When asked what provisions of the new rules will increase safety, and how, Bonk could only point to one provision: the one requiring a doctor be present for an entire abortion procedure.

When asked if there are any examples of complications arising because a doctor left mid-procedure, Bonk said, "I’ve never heard of a specific story about that.”

When State Senator Daniel was asked the same question, he couldn’t point to an example either.

Dr. David Grimes did have an answer to the question. He’s a fierce opponent of these new rules, and an OB-GYN who’s been speaking on behalf of the American Congress of Obstetricians and Gynecologists on this issue. He used to head up abortion surveillance for the Centers For Disease Control. He says this new rule requiring doctors be present for the entire procedure is unnecessary.

“Saying that there must be a physician present in the facility when a woman swallows a pill? Well if we really believe that women are that incompetent, then we probably should have a woman come to a clinic everyday to take her birth control pill," said Grimes. "Because we can’t trust women. It’s just nonsense. It suggests that doctor’s are going out to play golf in the middle of an operation. That's not the case.”

Grimes says abortions are very, very safe.

“The risk of death from legal abortion across North Carolina, and indeed across the US is a little less than one in 100,000 events or procedures," he said. "In contrast the risk of death from an injection of penicillin is 2 per 100,000. In the United States today, having an abortion is safer than getting an injection of penicillin.”

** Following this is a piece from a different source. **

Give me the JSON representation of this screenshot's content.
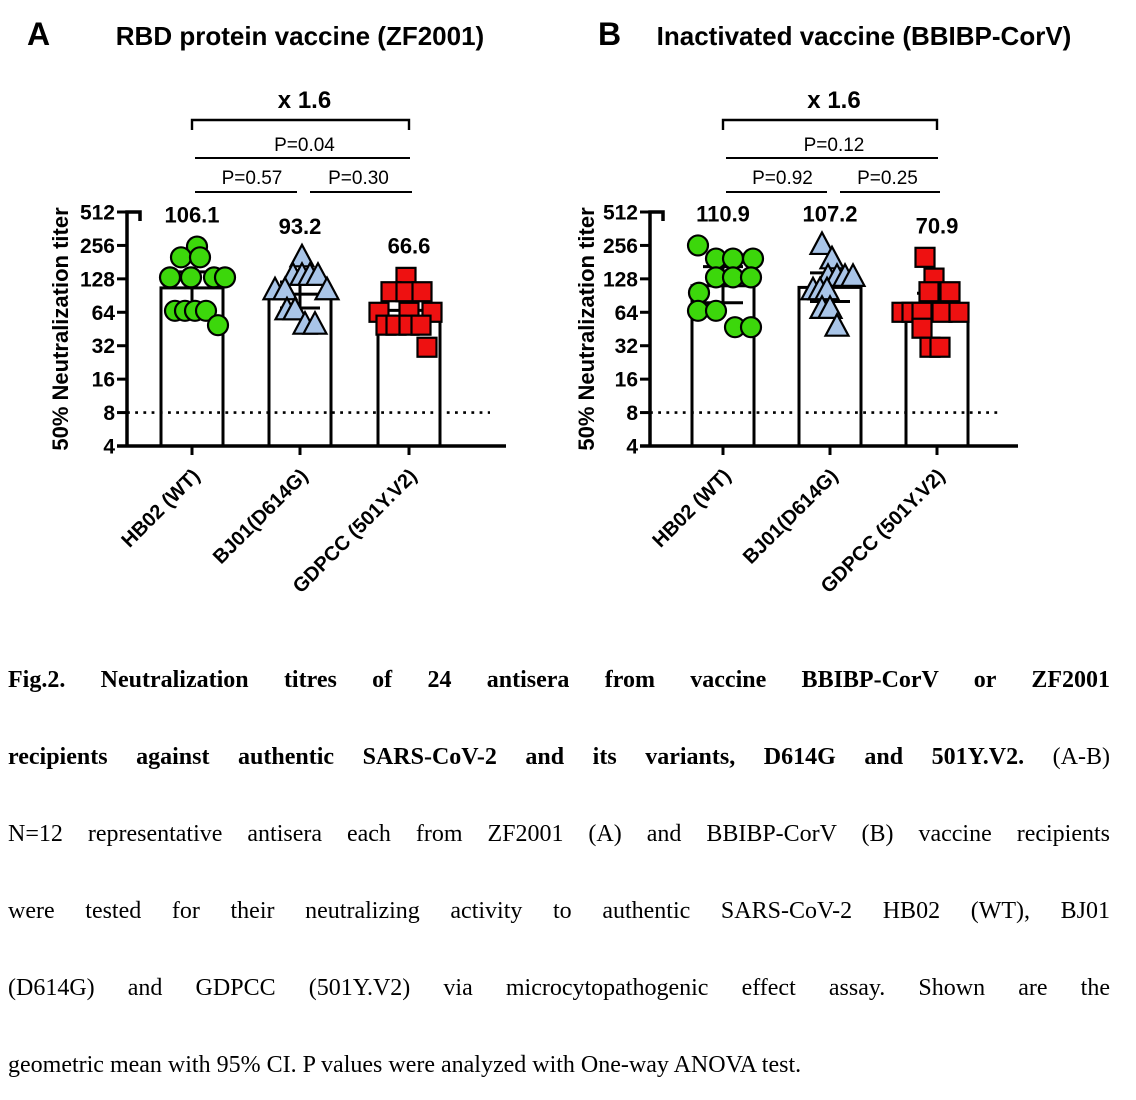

The American Academy of Pediatrics, American Academy of Family Physicians, American Congress of Obstetricians and Gynecologists, the American College of Surgeons and the American college of Physicians have all spoken out against rules like those now being considered in North Carolina.

But for State Senator Daniel it’s not about what people see now; he’s worried about what could happen in the future:

“It's sort of the same thing as the school shooting in Connecticut," said Daniel. "You try to make policy changes before that happens in your state, and that’s what we’re trying to do here.”

The North Carolina Department of Health and Human Services refused an interview request, but in an email, Ricky Diaz, a spokesman for the department, did answer some questions. Diaz wrote that the biggest impediment his department faces in ensuring safe abortions is staffing. There are only 10 full time HHS staff surveying the hundreds of facilities that provide abortions across the state. Diaz says that means the medical components of abortion clinics are only inspected every three to five years.

His email also pointed out that abortion guidelines in North Carolina haven’t been updated since 1995.

But any update may have to wait. The House and Senate passed two different versions of new rules. And with legislative leaders vowing to adjourn this week, time is running out for a compromise.